Nella newsletter di oggi ci siamo fatte raccontare la sua esperienza di indagine e di ricerca e il risultato nato da questi momenti di condivisione!
Un dettaglio del poster del progetto Corpi che sanguinano illustrato da MG Posani
Per un femminismo dal menarca alla menopausa e ritorno
di Elisa Virgili
Da un po’ di tempo a questa parte —anche se in realtà credo sia una questione sentita da sempre— si parla di femminismo intergenerazionale. Un approccio al femminismo che comprende da un lato la grande difficoltà di trovare punti e spazi in comune con donne e ragazze di una generazione diversa dalla nostra (io al momento sto proprio nel mezzo) perché si hanno modi, tempi e priorità diverse sia politiche che personali (per quanto si possano separare le due questioni); dall’altro, il desiderio di trovare possibili alleanze e di tessere genealogie, di capire cos’è già stato fatto da chi ci ha precedute e capire come trasmetterlo alle ragazze che cominciano a scoprire i loro corpi nel privato e nel pubblico.

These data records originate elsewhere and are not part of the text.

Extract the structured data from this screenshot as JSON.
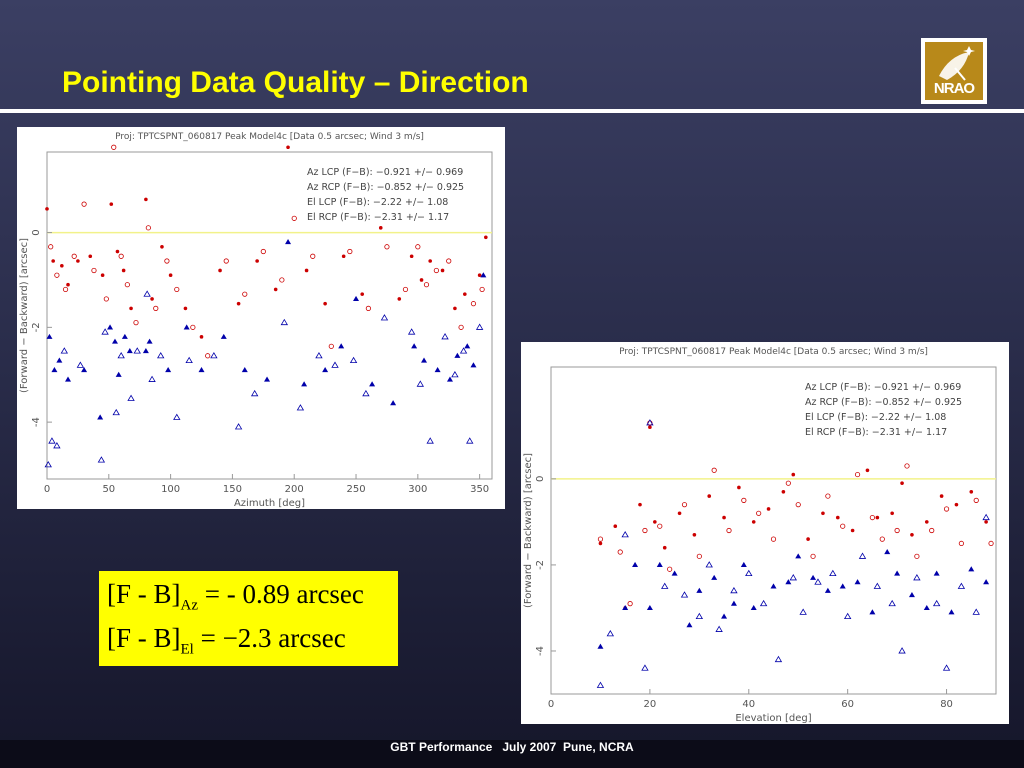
{
  "slide": {
    "title": "Pointing Data Quality – Direction",
    "logo_text": "NRAO",
    "footer": "GBT Performance   July 2007  Pune, NCRA",
    "formula": {
      "az_lhs": "[F - B]",
      "az_sub": "Az",
      "az_rhs": "= - 0.89 arcsec",
      "el_lhs": "[F - B]",
      "el_sub": "El",
      "el_rhs": "= −2.3 arcsec"
    }
  },
  "chart_data": [
    {
      "type": "scatter",
      "title": "Proj: TPTCSPNT_060817   Peak   Model4c  [Data 0.5 arcsec; Wind 3 m/s]",
      "xlabel": "Azimuth [deg]",
      "ylabel": "(Forward − Backward) [arcsec]",
      "xlim": [
        0,
        360
      ],
      "ylim": [
        -5.2,
        1.7
      ],
      "xticks": [
        0,
        50,
        100,
        150,
        200,
        250,
        300,
        350
      ],
      "yticks": [
        0,
        -2,
        -4
      ],
      "reference_line_y": 0,
      "legend_position": "top-right",
      "legend": [
        "Az LCP (F−B): −0.921 +/− 0.969",
        "Az RCP (F−B): −0.852 +/− 0.925",
        "El LCP (F−B): −2.22 +/− 1.08",
        "El RCP (F−B): −2.31 +/− 1.17"
      ],
      "series": [
        {
          "name": "Az LCP",
          "marker": "filled-circle",
          "color": "#cc0000",
          "x": [
            0,
            5,
            12,
            17,
            25,
            35,
            45,
            52,
            57,
            62,
            68,
            80,
            85,
            93,
            100,
            112,
            125,
            140,
            155,
            170,
            185,
            195,
            210,
            225,
            240,
            255,
            270,
            285,
            295,
            303,
            310,
            320,
            330,
            338,
            350,
            355
          ],
          "y": [
            0.5,
            -0.6,
            -0.7,
            -1.1,
            -0.6,
            -0.5,
            -0.9,
            0.6,
            -0.4,
            -0.8,
            -1.6,
            0.7,
            -1.4,
            -0.3,
            -0.9,
            -1.6,
            -2.2,
            -0.8,
            -1.5,
            -0.6,
            -1.2,
            1.8,
            -0.8,
            -1.5,
            -0.5,
            -1.3,
            0.1,
            -1.4,
            -0.5,
            -1.0,
            -0.6,
            -0.8,
            -1.6,
            -1.3,
            -0.9,
            -0.1
          ]
        },
        {
          "name": "Az RCP",
          "marker": "open-circle",
          "color": "#cc0000",
          "x": [
            3,
            8,
            15,
            22,
            30,
            38,
            48,
            54,
            60,
            65,
            72,
            82,
            88,
            97,
            105,
            118,
            130,
            145,
            160,
            175,
            190,
            200,
            215,
            230,
            245,
            260,
            275,
            290,
            300,
            307,
            315,
            325,
            335,
            345,
            352
          ],
          "y": [
            -0.3,
            -0.9,
            -1.2,
            -0.5,
            0.6,
            -0.8,
            -1.4,
            1.8,
            -0.5,
            -1.1,
            -1.9,
            0.1,
            -1.6,
            -0.6,
            -1.2,
            -2.0,
            -2.6,
            -0.6,
            -1.3,
            -0.4,
            -1.0,
            0.3,
            -0.5,
            -2.4,
            -0.4,
            -1.6,
            -0.3,
            -1.2,
            -0.3,
            -1.1,
            -0.8,
            -0.6,
            -2.0,
            -1.5,
            -1.2
          ]
        },
        {
          "name": "El LCP",
          "marker": "filled-triangle",
          "color": "#0000aa",
          "x": [
            2,
            6,
            10,
            17,
            30,
            43,
            51,
            55,
            58,
            63,
            67,
            80,
            83,
            98,
            113,
            125,
            143,
            160,
            178,
            195,
            208,
            225,
            238,
            250,
            263,
            280,
            297,
            305,
            316,
            326,
            332,
            340,
            345,
            353
          ],
          "y": [
            -2.2,
            -2.9,
            -2.7,
            -3.1,
            -2.9,
            -3.9,
            -2.0,
            -2.3,
            -3.0,
            -2.2,
            -2.5,
            -2.5,
            -2.3,
            -2.9,
            -2.0,
            -2.9,
            -2.2,
            -2.9,
            -3.1,
            -0.2,
            -3.2,
            -2.9,
            -2.4,
            -1.4,
            -3.2,
            -3.6,
            -2.4,
            -2.7,
            -2.9,
            -3.1,
            -2.6,
            -2.4,
            -2.8,
            -0.9
          ]
        },
        {
          "name": "El RCP",
          "marker": "open-triangle",
          "color": "#0000aa",
          "x": [
            1,
            4,
            8,
            14,
            27,
            44,
            47,
            56,
            60,
            68,
            73,
            81,
            85,
            92,
            105,
            115,
            135,
            155,
            168,
            192,
            205,
            220,
            233,
            248,
            258,
            273,
            295,
            302,
            310,
            322,
            330,
            337,
            342,
            350
          ],
          "y": [
            -4.9,
            -4.4,
            -4.5,
            -2.5,
            -2.8,
            -4.8,
            -2.1,
            -3.8,
            -2.6,
            -3.5,
            -2.5,
            -1.3,
            -3.1,
            -2.6,
            -3.9,
            -2.7,
            -2.6,
            -4.1,
            -3.4,
            -1.9,
            -3.7,
            -2.6,
            -2.8,
            -2.7,
            -3.4,
            -1.8,
            -2.1,
            -3.2,
            -4.4,
            -2.2,
            -3.0,
            -2.5,
            -4.4,
            -2.0
          ]
        }
      ]
    },
    {
      "type": "scatter",
      "title": "Proj: TPTCSPNT_060817   Peak   Model4c  [Data 0.5 arcsec; Wind 3 m/s]",
      "xlabel": "Elevation [deg]",
      "ylabel": "(Forward − Backward) [arcsec]",
      "xlim": [
        0,
        90
      ],
      "ylim": [
        -5.0,
        2.6
      ],
      "xticks": [
        0,
        20,
        40,
        60,
        80
      ],
      "yticks": [
        0,
        -2,
        -4
      ],
      "reference_line_y": 0,
      "legend_position": "top-right",
      "legend": [
        "Az LCP (F−B): −0.921 +/− 0.969",
        "Az RCP (F−B): −0.852 +/− 0.925",
        "El LCP (F−B): −2.22 +/− 1.08",
        "El RCP (F−B): −2.31 +/− 1.17"
      ],
      "series": [
        {
          "name": "Az LCP",
          "marker": "filled-circle",
          "color": "#cc0000",
          "x": [
            10,
            13,
            15,
            18,
            20,
            21,
            23,
            26,
            29,
            32,
            35,
            38,
            41,
            44,
            47,
            49,
            52,
            55,
            58,
            61,
            64,
            66,
            69,
            71,
            73,
            76,
            79,
            82,
            85,
            88
          ],
          "y": [
            -1.5,
            -1.1,
            -3.0,
            -0.6,
            1.2,
            -1.0,
            -1.6,
            -0.8,
            -1.3,
            -0.4,
            -0.9,
            -0.2,
            -1.0,
            -0.7,
            -0.3,
            0.1,
            -1.4,
            -0.8,
            -0.9,
            -1.2,
            0.2,
            -0.9,
            -0.8,
            -0.1,
            -1.3,
            -1.0,
            -0.4,
            -0.6,
            -0.3,
            -1.0
          ]
        },
        {
          "name": "Az RCP",
          "marker": "open-circle",
          "color": "#cc0000",
          "x": [
            10,
            14,
            16,
            19,
            20,
            22,
            24,
            27,
            30,
            33,
            36,
            39,
            42,
            45,
            48,
            50,
            53,
            56,
            59,
            62,
            65,
            67,
            70,
            72,
            74,
            77,
            80,
            83,
            86,
            89
          ],
          "y": [
            -1.4,
            -1.7,
            -2.9,
            -1.2,
            1.3,
            -1.1,
            -2.1,
            -0.6,
            -1.8,
            0.2,
            -1.2,
            -0.5,
            -0.8,
            -1.4,
            -0.1,
            -0.6,
            -1.8,
            -0.4,
            -1.1,
            0.1,
            -0.9,
            -1.4,
            -1.2,
            0.3,
            -1.8,
            -1.2,
            -0.7,
            -1.5,
            -0.5,
            -1.5
          ]
        },
        {
          "name": "El LCP",
          "marker": "filled-triangle",
          "color": "#0000aa",
          "x": [
            10,
            15,
            17,
            20,
            22,
            25,
            28,
            30,
            33,
            35,
            37,
            39,
            41,
            45,
            48,
            50,
            53,
            56,
            59,
            62,
            65,
            68,
            70,
            73,
            76,
            78,
            81,
            85,
            88
          ],
          "y": [
            -3.9,
            -3.0,
            -2.0,
            -3.0,
            -2.0,
            -2.2,
            -3.4,
            -2.6,
            -2.3,
            -3.2,
            -2.9,
            -2.0,
            -3.0,
            -2.5,
            -2.4,
            -1.8,
            -2.3,
            -2.6,
            -2.5,
            -2.4,
            -3.1,
            -1.7,
            -2.2,
            -2.7,
            -3.0,
            -2.2,
            -3.1,
            -2.1,
            -2.4
          ]
        },
        {
          "name": "El RCP",
          "marker": "open-triangle",
          "color": "#0000aa",
          "x": [
            10,
            12,
            15,
            19,
            20,
            23,
            27,
            30,
            32,
            34,
            37,
            40,
            43,
            46,
            49,
            51,
            54,
            57,
            60,
            63,
            66,
            69,
            71,
            74,
            78,
            80,
            83,
            86,
            88
          ],
          "y": [
            -4.8,
            -3.6,
            -1.3,
            -4.4,
            1.3,
            -2.5,
            -2.7,
            -3.2,
            -2.0,
            -3.5,
            -2.6,
            -2.2,
            -2.9,
            -4.2,
            -2.3,
            -3.1,
            -2.4,
            -2.2,
            -3.2,
            -1.8,
            -2.5,
            -2.9,
            -4.0,
            -2.3,
            -2.9,
            -4.4,
            -2.5,
            -3.1,
            -0.9
          ]
        }
      ]
    }
  ]
}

Il progetto di ricerca Corpi che sanguinano, che ho portato avanti in collaborazione con Codici Ricerca e Intervento, mi ha permesso di riflettere nuovamente su questa questione, o meglio, di acquisire una nuova prospettiva, perché forse per la prima volta mi sono resa conto di stare dall’altra parte. Se fino a qualche tempo fa mi trovavo a discutere con donne più grandi di me di separatismo e di cosa significhi queer, questa ricerca mi ha permesso di entrare in contatto con ragazze che parlano in modo disinvolto di fluidità di genere, sessualità e mestruazioni.
Mentre intervistavo le ragazze cercavo di mantenere un'espressione neutra (presunta oggettività della ricercatrice, sic!) quando in realtà sorridevo pensando che molti cambiamenti sono avvenuti e sono stati assimilati, e che forse esiste un punto di contatto tra le diverse generazioni.
Quando una ragazza durante un’intervista mi ha raccontato che, durante la sua candidatura a rappresentante d’istituto, ha proposto di mettere un distributore di assorbenti —possibilmente gratuiti— a scuola, ho visto nettamente che quel punto di contatto è proprio il corpo, la sua gestione tra pubblico e privato. Che le mestruazioni possono essere uno dei fili rossi nella storia dei femminismi. La proposta non è stata accolta dal preside, quindi il collettivo di cui la ragazza fa parte ha organizzato un distributore autogestito, una scatola di cartone in cui chi può lascia gli assorbenti per chiunque ne abbia bisogno. L’esperimento è durato qualche mese, ma le pressioni per istituirlo ufficialmente non si sono fermate.
Questa scatola di assorbenti può fare da perno per aprire diverse questioni, ma prima di tutto ci offre la possibilità di riflettere sulla necessità di guardare alla scuola come un luogo fatto di studenti che sono corpi, corpi sessuati con tutte le loro necessità, bisogni e desideri.
Il progetto Corpi che sanguinano si concentra nello specifico sulla relazione tra le mestruazioni e l’ora di Scienze motorie, su come le ragazze si sentono durante questa lezione quando hanno le mestruazioni, se e come ne parlano tra di loro e con i propri insegnanti e come questi ultimi reagiscono. Attraverso interviste a ragazze, insegnanti e focus group misti, ho cercato di capire a che punto siamo con la decostruzione dei tabù che circondano l’argomento e più in generale i corpi delle donne, e con la conoscenza che abbiamo di questi corpi.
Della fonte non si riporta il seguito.